We are upgrading shares of eBay to overweight from underweight based on our quarterly eCommerce survey which suggests recent changes made to the eBay marketplace could have a longer term impact on stabilizing the business.

Web traffic data suggests slight upside to the September quarter.

We believe customer satisfaction is a leading indicator of future sales because it leads to repeat sales, lower marketing spend, and better margins."
Oh yes, these are the real drivers of value for eBay. Not the pile of cash, not the sale of Skype, not the monster cash flow. It's all about customer satisfaction?!? Come on.

eBay is an exchange. It prints money and customer satisfaction is a tangential driver of value at best. But Mr. Munster took his "quarterly eCommerce survey" and he wants everyone to know how important it is!
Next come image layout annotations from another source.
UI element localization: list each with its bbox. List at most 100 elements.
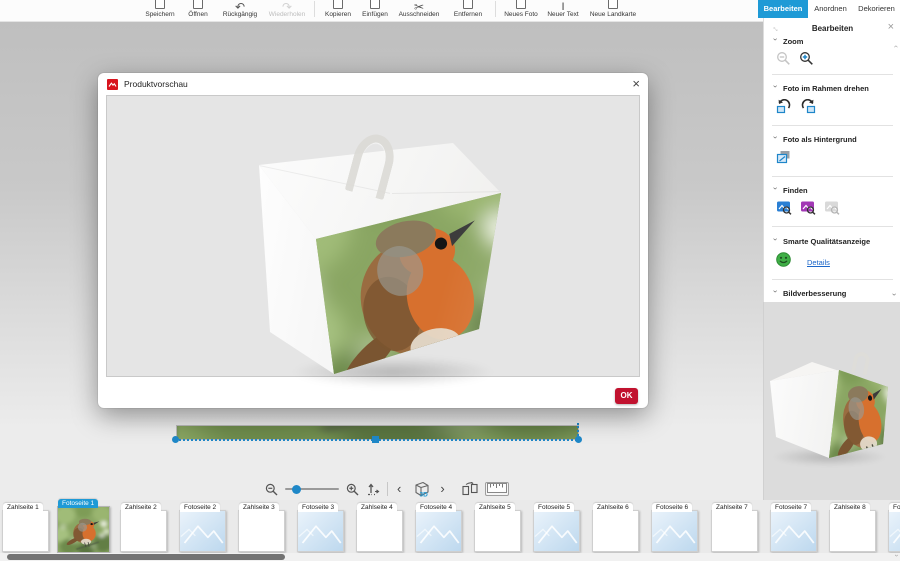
copy-button[interactable]: Kopieren: [319, 0, 357, 18]
chevron-down-icon: ›: [771, 136, 780, 143]
filmstrip-page-zahlseite-4[interactable]: Zahlseite 4: [356, 510, 403, 552]
dialog-close-icon[interactable]: ×: [632, 75, 640, 93]
scroll-up-icon[interactable]: ›: [891, 45, 900, 48]
paste-button[interactable]: Einfügen: [357, 0, 393, 18]
trash-icon: [445, 0, 491, 10]
section-rotate[interactable]: › Foto im Rahmen drehen: [772, 84, 869, 93]
rotate-left-button[interactable]: [776, 99, 792, 119]
toolbar-separator: [387, 482, 388, 496]
filmstrip-page-zahlseite-5[interactable]: Zahlseite 5: [474, 510, 521, 552]
filmstrip-page-fotoseite-2[interactable]: Fotoseite 2: [179, 510, 226, 552]
page-label[interactable]: Fotoseite 2: [180, 503, 220, 512]
section-quality[interactable]: › Smarte Qualitätsanzeige: [772, 237, 870, 246]
save-button[interactable]: Speichern: [140, 0, 180, 18]
page-label[interactable]: Fotoseite 3: [298, 503, 338, 512]
zoom-out-button[interactable]: [265, 483, 278, 496]
zoom-in-button[interactable]: [799, 51, 814, 71]
page-arrangement-button[interactable]: [462, 482, 478, 496]
filmstrip-page-fotoseite-6[interactable]: Fotoseite 6: [651, 510, 698, 552]
ruler-toggle-button[interactable]: [485, 482, 509, 496]
page-label[interactable]: Zahlseite 1: [3, 503, 43, 512]
text-cursor-icon: I: [542, 0, 584, 10]
filmstrip-page-zahlseite-6[interactable]: Zahlseite 6: [592, 510, 639, 552]
page-label[interactable]: Fotoseite 8: [889, 503, 900, 512]
rotate-buttons-row: [776, 99, 816, 119]
fit-page-button[interactable]: [366, 482, 380, 496]
scrollbar-thumb[interactable]: [7, 554, 285, 560]
preview-box-handle: [850, 350, 880, 376]
rotate-left-icon: [776, 99, 792, 114]
dialog-titlebar[interactable]: Produktvorschau ×: [98, 73, 648, 95]
section-background[interactable]: › Foto als Hintergrund: [772, 135, 857, 144]
product-3d-box[interactable]: [248, 126, 518, 386]
page-label[interactable]: Zahlseite 7: [712, 503, 752, 512]
page-label[interactable]: Fotoseite 7: [771, 503, 811, 512]
section-find[interactable]: › Finden: [772, 186, 808, 195]
delete-button[interactable]: Entfernen: [445, 0, 491, 18]
cut-button[interactable]: ✂ Ausschneiden: [393, 0, 445, 18]
previous-page-button[interactable]: ‹: [395, 482, 403, 496]
zoom-slider-knob[interactable]: [292, 485, 301, 494]
section-improve[interactable]: › Bildverbesserung: [772, 289, 846, 298]
placeholder-thumbnail: [180, 511, 225, 551]
new-photo-button[interactable]: Neues Foto: [500, 0, 542, 18]
filmstrip-page-fotoseite-8[interactable]: Fotoseite 8: [888, 510, 900, 552]
undo-button[interactable]: ↶ Rückgängig: [216, 0, 264, 18]
new-map-button[interactable]: Neue Landkarte: [584, 0, 642, 18]
filmstrip-page-zahlseite-1[interactable]: Zahlseite 1: [2, 510, 49, 552]
filmstrip-page-zahlseite-8[interactable]: Zahlseite 8: [829, 510, 876, 552]
produktvorschau-dialog: Produktvorschau × OK: [98, 73, 648, 408]
paste-icon: [357, 0, 393, 10]
photo-as-background-button[interactable]: [776, 150, 792, 170]
page-label[interactable]: Zahlseite 8: [830, 503, 870, 512]
rotate-right-button[interactable]: [800, 99, 816, 119]
filmstrip-page-zahlseite-2[interactable]: Zahlseite 2: [120, 510, 167, 552]
page-label[interactable]: Fotoseite 6: [652, 503, 692, 512]
horizontal-scrollbar[interactable]: ›: [0, 553, 900, 561]
page-label[interactable]: Fotoseite 5: [534, 503, 574, 512]
tab-bearbeiten[interactable]: Bearbeiten: [758, 0, 808, 18]
scroll-right-icon[interactable]: ›: [892, 554, 899, 556]
page-label[interactable]: Fotoseite 1: [58, 499, 98, 508]
selection-handle-bottom-right[interactable]: [575, 436, 582, 443]
photo-background-icon: [776, 150, 792, 165]
filmstrip-page-fotoseite-7[interactable]: Fotoseite 7: [770, 510, 817, 552]
filmstrip-page-fotoseite-1[interactable]: Fotoseite 1: [57, 506, 110, 553]
redo-button: ↷ Wiederholen: [264, 0, 310, 18]
tab-dekorieren[interactable]: Dekorieren: [853, 0, 900, 18]
quality-details-link[interactable]: Details: [807, 258, 830, 267]
filmstrip-page-zahlseite-3[interactable]: Zahlseite 3: [238, 510, 285, 552]
new-text-button[interactable]: I Neuer Text: [542, 0, 584, 18]
open-button[interactable]: Öffnen: [180, 0, 216, 18]
page-label[interactable]: Zahlseite 6: [593, 503, 633, 512]
panel-close-icon[interactable]: ×: [888, 21, 894, 33]
zoom-out-icon: [265, 483, 278, 496]
tab-anordnen[interactable]: Anordnen: [808, 0, 853, 18]
filmstrip-page-zahlseite-7[interactable]: Zahlseite 7: [711, 510, 758, 552]
page-label[interactable]: Zahlseite 4: [357, 503, 397, 512]
page-label[interactable]: Zahlseite 5: [475, 503, 515, 512]
filmstrip-page-fotoseite-4[interactable]: Fotoseite 4: [415, 510, 462, 552]
section-zoom[interactable]: › Zoom: [772, 37, 803, 46]
placeholder-thumbnail: [889, 511, 900, 551]
app-logo: [107, 79, 118, 90]
page-label[interactable]: Zahlseite 3: [239, 503, 279, 512]
page-label[interactable]: Zahlseite 2: [121, 503, 161, 512]
next-page-button[interactable]: ›: [438, 482, 446, 496]
preview-3d-viewport[interactable]: [106, 95, 640, 377]
zoom-slider[interactable]: [285, 483, 339, 495]
page-label[interactable]: Fotoseite 4: [416, 503, 456, 512]
filmstrip-page-fotoseite-3[interactable]: Fotoseite 3: [297, 510, 344, 552]
selection-handle-bottom-left[interactable]: [172, 436, 179, 443]
ok-button[interactable]: OK: [615, 388, 638, 404]
filmstrip-page-fotoseite-5[interactable]: Fotoseite 5: [533, 510, 580, 552]
rotate-right-icon: [800, 99, 816, 114]
selection-handle-bottom-center[interactable]: [372, 436, 379, 443]
scroll-down-icon[interactable]: ›: [890, 293, 899, 296]
product-preview-3d-button[interactable]: 3D: [410, 481, 431, 498]
find-photo-purple-button[interactable]: [800, 200, 816, 220]
save-icon: [140, 0, 180, 10]
svg-text:3D: 3D: [420, 491, 429, 498]
find-photo-blue-button[interactable]: [776, 200, 792, 220]
zoom-in-button[interactable]: [346, 483, 359, 496]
This brilliant line of thinking is what led to Munster's "underweight" rating at a time when eBay was screaming higher. The only thing Munster should say about eBay is "I'm sorry, I was wrong." But like so many other eBay "analysts", Munster says it is time to BUY. Or should I say "overweight"? Honestly, what does that mean?
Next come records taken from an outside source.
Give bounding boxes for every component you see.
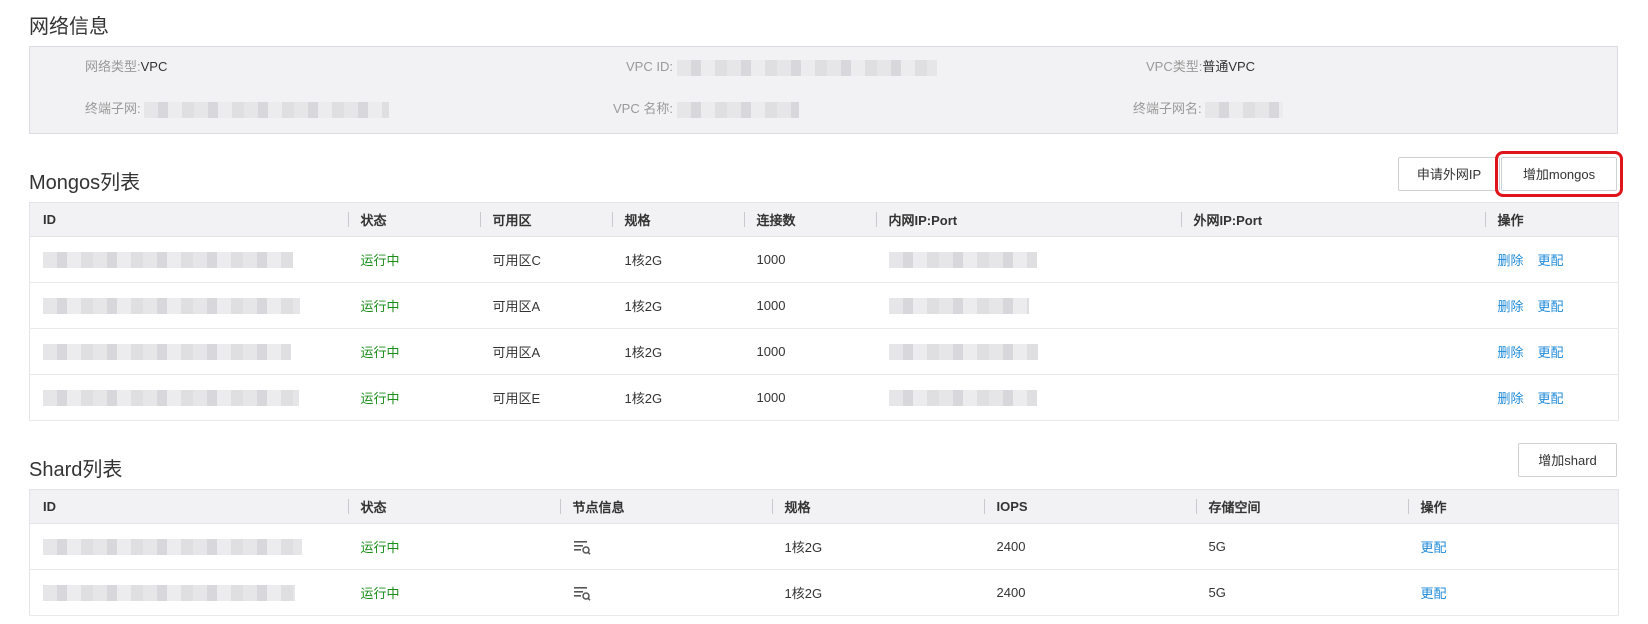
table-row: 运行中 可用区A 1核2G 1000 删除 更配 [29, 328, 1619, 375]
external-ip-cell [1180, 236, 1485, 283]
network-info-panel: 网络类型:VPC VPC ID: VPC类型:普通VPC 终端子网: VPC 名… [29, 46, 1618, 134]
status-badge: 运行中 [347, 328, 480, 375]
reconfigure-link[interactable]: 更配 [1538, 299, 1564, 314]
spec-cell: 1核2G [771, 569, 984, 616]
redacted-id [43, 538, 302, 555]
iops-cell: 2400 [983, 569, 1196, 616]
status-badge: 运行中 [347, 236, 480, 283]
delete-link[interactable]: 删除 [1498, 299, 1524, 314]
reconfigure-link[interactable]: 更配 [1538, 345, 1564, 360]
status-badge: 运行中 [347, 282, 480, 329]
spec-cell: 1核2G [611, 328, 744, 375]
redacted-internal-ip [888, 389, 1037, 406]
col-internal-ip: 内网IP:Port [875, 202, 1181, 237]
list-search-icon[interactable] [573, 585, 591, 601]
iops-cell: 2400 [983, 523, 1196, 570]
delete-link[interactable]: 删除 [1498, 253, 1524, 268]
col-actions: 操作 [1407, 489, 1619, 524]
external-ip-cell [1180, 282, 1485, 329]
spec-cell: 1核2G [611, 236, 744, 283]
col-connections: 连接数 [743, 202, 876, 237]
mongos-list-title: Mongos列表 [29, 172, 141, 194]
spec-cell: 1核2G [611, 374, 744, 421]
zone-cell: 可用区A [479, 282, 612, 329]
reconfigure-link[interactable]: 更配 [1538, 253, 1564, 268]
col-spec: 规格 [771, 489, 984, 524]
status-badge: 运行中 [347, 374, 480, 421]
table-row: 运行中 1核2G 2400 5G 更配 [29, 523, 1619, 570]
network-info-title: 网络信息 [29, 16, 109, 38]
col-node-info: 节点信息 [559, 489, 772, 524]
redacted-id [43, 389, 299, 406]
table-row: 运行中 可用区C 1核2G 1000 删除 更配 [29, 236, 1619, 283]
connections-cell: 1000 [743, 328, 876, 375]
apply-public-ip-button[interactable]: 申请外网IP [1398, 157, 1500, 191]
col-status: 状态 [347, 202, 480, 237]
redacted-internal-ip [888, 251, 1037, 268]
status-badge: 运行中 [347, 569, 560, 616]
vpc-id-field: VPC ID: [626, 58, 937, 76]
subnet-field: 终端子网: [85, 100, 390, 118]
reconfigure-link[interactable]: 更配 [1421, 586, 1447, 601]
storage-cell: 5G [1195, 569, 1408, 616]
table-row: 运行中 可用区A 1核2G 1000 删除 更配 [29, 282, 1619, 329]
mongos-table-header: ID 状态 可用区 规格 连接数 内网IP:Port 外网IP:Port 操作 [29, 202, 1619, 237]
status-badge: 运行中 [347, 523, 560, 570]
external-ip-cell [1180, 328, 1485, 375]
connections-cell: 1000 [743, 374, 876, 421]
connections-cell: 1000 [743, 236, 876, 283]
redacted-vpc-name [676, 101, 799, 118]
redacted-internal-ip [888, 297, 1029, 314]
spec-cell: 1核2G [771, 523, 984, 570]
redacted-subnet-name [1205, 101, 1284, 118]
redacted-internal-ip [888, 343, 1038, 360]
redacted-id [43, 343, 291, 360]
external-ip-cell [1180, 374, 1485, 421]
shard-list-title: Shard列表 [29, 459, 123, 481]
mongos-table: ID 状态 可用区 规格 连接数 内网IP:Port 外网IP:Port 操作 … [29, 202, 1619, 421]
shard-table: ID 状态 节点信息 规格 IOPS 存储空间 操作 运行中 1核2G 2400… [29, 489, 1619, 616]
vpc-name-field: VPC 名称: [613, 100, 799, 118]
table-row: 运行中 可用区E 1核2G 1000 删除 更配 [29, 374, 1619, 421]
subnet-name-field: 终端子网名: [1133, 100, 1284, 118]
reconfigure-link[interactable]: 更配 [1538, 391, 1564, 406]
col-zone: 可用区 [479, 202, 612, 237]
reconfigure-link[interactable]: 更配 [1421, 540, 1447, 555]
col-external-ip: 外网IP:Port [1180, 202, 1485, 237]
col-id: ID [29, 489, 348, 524]
zone-cell: 可用区A [479, 328, 612, 375]
zone-cell: 可用区E [479, 374, 612, 421]
shard-table-header: ID 状态 节点信息 规格 IOPS 存储空间 操作 [29, 489, 1619, 524]
redacted-subnet [144, 101, 390, 118]
network-type-field: 网络类型:VPC [85, 59, 168, 74]
storage-cell: 5G [1195, 523, 1408, 570]
delete-link[interactable]: 删除 [1498, 391, 1524, 406]
table-row: 运行中 1核2G 2400 5G 更配 [29, 569, 1619, 616]
col-actions: 操作 [1484, 202, 1619, 237]
spec-cell: 1核2G [611, 282, 744, 329]
redacted-vpc-id [676, 59, 937, 76]
col-status: 状态 [347, 489, 560, 524]
delete-link[interactable]: 删除 [1498, 345, 1524, 360]
zone-cell: 可用区C [479, 236, 612, 283]
add-mongos-button[interactable]: 增加mongos [1495, 151, 1623, 197]
redacted-id [43, 251, 293, 268]
redacted-id [43, 584, 295, 601]
add-shard-button[interactable]: 增加shard [1518, 443, 1617, 477]
redacted-id [43, 297, 300, 314]
vpc-type-field: VPC类型:普通VPC [1146, 59, 1256, 74]
col-iops: IOPS [983, 489, 1196, 524]
col-spec: 规格 [611, 202, 744, 237]
list-search-icon[interactable] [573, 539, 591, 555]
col-id: ID [29, 202, 348, 237]
col-storage: 存储空间 [1195, 489, 1408, 524]
connections-cell: 1000 [743, 282, 876, 329]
Munster really has his finger on the pulse of eBay. This time you should listen to him. I'll bet he's been "overweight" Amazon this entire time. Do these guys even read financial statements anymore? Or is it all about surveys? Must have missed that day of school.

The best part of the report: Munster raised his EBAY price target to $30 from $19. Can you say "contrary indicator"?
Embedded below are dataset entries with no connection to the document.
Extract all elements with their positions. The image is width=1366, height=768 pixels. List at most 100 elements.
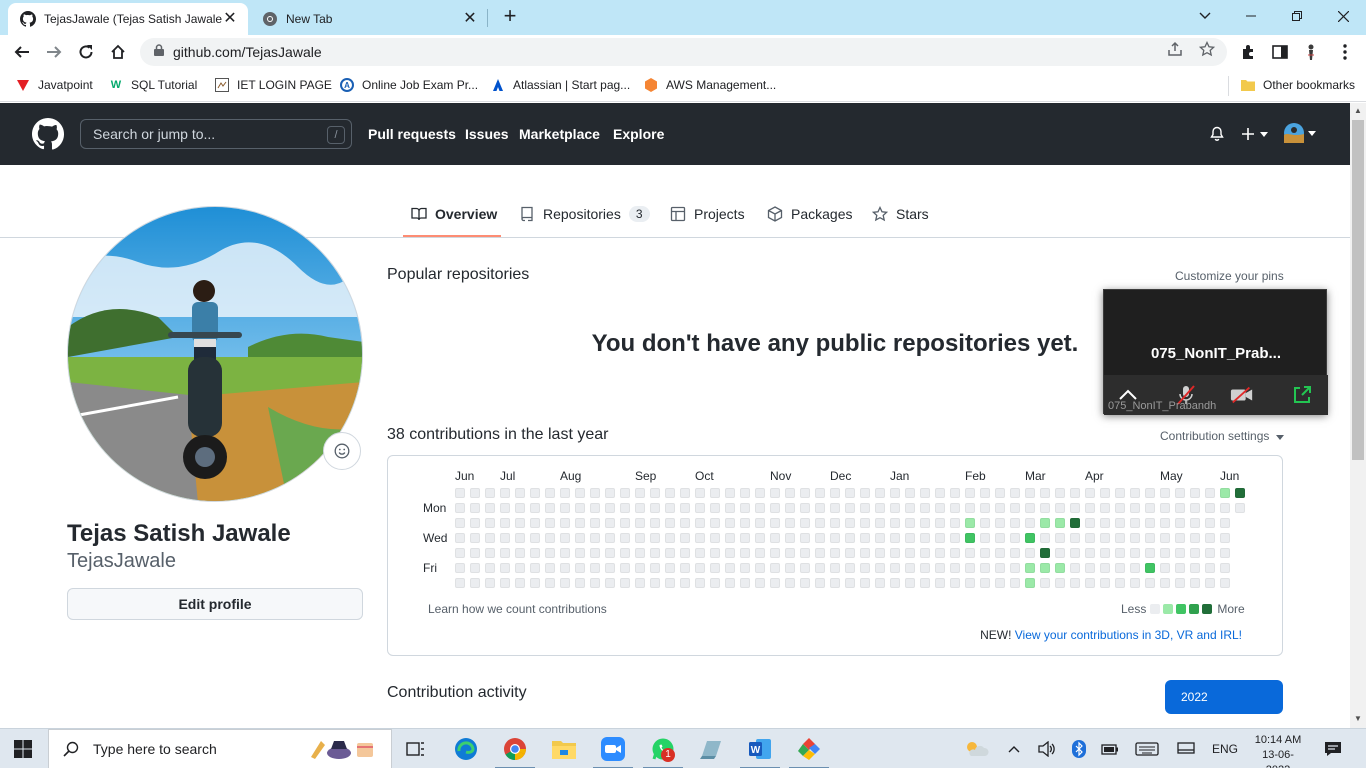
contribution-day[interactable] [785,563,795,573]
contribution-day[interactable] [1130,578,1140,588]
contribution-day[interactable] [1115,548,1125,558]
contribution-day[interactable] [890,548,900,558]
contribution-day[interactable] [845,518,855,528]
contribution-day[interactable] [905,533,915,543]
contribution-day[interactable] [470,533,480,543]
contribution-day[interactable] [965,548,975,558]
contribution-day[interactable] [965,563,975,573]
bookmark-star-icon[interactable] [1199,41,1215,57]
contribution-day[interactable] [725,578,735,588]
nav-pull-requests[interactable]: Pull requests [368,126,456,142]
contribution-day[interactable] [905,503,915,513]
contribution-day[interactable] [545,488,555,498]
contribution-day[interactable] [680,503,690,513]
contribution-day[interactable] [575,563,585,573]
bookmark-atlassian[interactable]: Atlassian | Start pag... [490,76,630,94]
contribution-day[interactable] [695,548,705,558]
display-icon[interactable] [1177,740,1195,758]
contribution-day[interactable] [485,503,495,513]
contribution-day[interactable] [665,503,675,513]
contribution-day[interactable] [920,488,930,498]
contribution-day[interactable] [500,533,510,543]
contribution-day[interactable] [875,488,885,498]
contribution-day[interactable] [650,578,660,588]
contribution-day[interactable] [1205,548,1215,558]
contribution-day[interactable] [1085,488,1095,498]
contribution-day[interactable] [1115,518,1125,528]
contribution-day[interactable] [1025,488,1035,498]
contribution-day[interactable] [590,518,600,528]
contribution-day[interactable] [1205,503,1215,513]
contribution-day[interactable] [605,518,615,528]
contribution-day[interactable] [530,578,540,588]
contribution-day[interactable] [755,503,765,513]
contribution-day[interactable] [1130,503,1140,513]
contribution-day[interactable] [740,563,750,573]
contribution-day[interactable] [860,503,870,513]
contribution-day[interactable] [740,578,750,588]
contribution-day[interactable] [1220,503,1230,513]
contribution-day[interactable] [1040,578,1050,588]
contribution-day[interactable] [1025,518,1035,528]
contribution-day[interactable] [650,548,660,558]
contribution-day[interactable] [530,548,540,558]
contribution-day[interactable] [500,488,510,498]
contribution-day[interactable] [665,548,675,558]
contribution-day[interactable] [665,563,675,573]
contribution-day[interactable] [545,578,555,588]
contribution-day[interactable] [500,578,510,588]
contribution-day[interactable] [680,563,690,573]
contribution-day[interactable] [980,518,990,528]
extensions-icon[interactable] [1239,43,1257,61]
bookmark-online-job-exam[interactable]: A Online Job Exam Pr... [339,76,478,94]
contribution-day[interactable] [1145,578,1155,588]
contribution-day[interactable] [1100,563,1110,573]
keyboard-icon[interactable] [1135,740,1159,758]
contribution-day[interactable] [695,533,705,543]
contribution-day[interactable] [635,488,645,498]
contribution-day[interactable] [1220,488,1230,498]
contribution-day[interactable] [830,503,840,513]
contribution-day[interactable] [995,563,1005,573]
contribution-day[interactable] [755,578,765,588]
contribution-day[interactable] [815,548,825,558]
contribution-day[interactable] [1175,518,1185,528]
contribution-day[interactable] [890,578,900,588]
contribution-day[interactable] [680,548,690,558]
contribution-day[interactable] [635,578,645,588]
contribution-day[interactable] [1040,533,1050,543]
contribution-day[interactable] [905,488,915,498]
contribution-day[interactable] [800,548,810,558]
contribution-day[interactable] [995,488,1005,498]
contribution-day[interactable] [1175,503,1185,513]
side-panel-icon[interactable] [1271,43,1289,61]
tab-stars[interactable]: Stars [872,204,929,224]
tab-repositories[interactable]: Repositories 3 [519,204,650,224]
contribution-day[interactable] [830,548,840,558]
contribution-day[interactable] [755,548,765,558]
contribution-day[interactable] [1130,563,1140,573]
contribution-day[interactable] [815,503,825,513]
contribution-day[interactable] [560,578,570,588]
contribution-day[interactable] [545,548,555,558]
bookmark-iet-login[interactable]: IET LOGIN PAGE [214,76,332,94]
contribution-day[interactable] [740,548,750,558]
tab-new-tab[interactable]: New Tab ✕ [250,3,488,35]
contribution-day[interactable] [605,563,615,573]
contribution-day[interactable] [560,548,570,558]
contribution-day[interactable] [1220,533,1230,543]
contribution-day[interactable] [1160,518,1170,528]
contribution-day[interactable] [560,563,570,573]
contribution-day[interactable] [1010,518,1020,528]
contribution-day[interactable] [1115,563,1125,573]
contribution-day[interactable] [860,578,870,588]
contribution-day[interactable] [620,488,630,498]
contribution-day[interactable] [1055,503,1065,513]
contribution-day[interactable] [1160,563,1170,573]
contribution-day[interactable] [1085,533,1095,543]
contribution-day[interactable] [695,503,705,513]
contribution-day[interactable] [470,518,480,528]
contribution-day[interactable] [860,518,870,528]
contribution-day[interactable] [860,563,870,573]
contribution-day[interactable] [740,518,750,528]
Mr. Munster's report is a smokescreen of words to distract investors from his huge mistake. I still own some shares, but given his conversion/endorsement, it's probably time to sell.


  1. Ah yes, the ways of Wrong Street are epitomized in your call-out of Monsieur Munster. With a whopping, dare I say very complicated, 18 companies to analyze, you can see why Munster and his colleagues are perpetually late delivering their "analysis." Man, that golf game must have been hard on the fingers.

    Seriously, 18 companies - here they are:

    These guys' pay should be correlated to their calls, and if they're wrong, they should have to pay their clients.

  2. Any client who listens to this garbage deserves to pay. And any analyst who can earn big bucks selling snake oil should do it. I'm not in the retribution business. It's a free market and buyers should beware.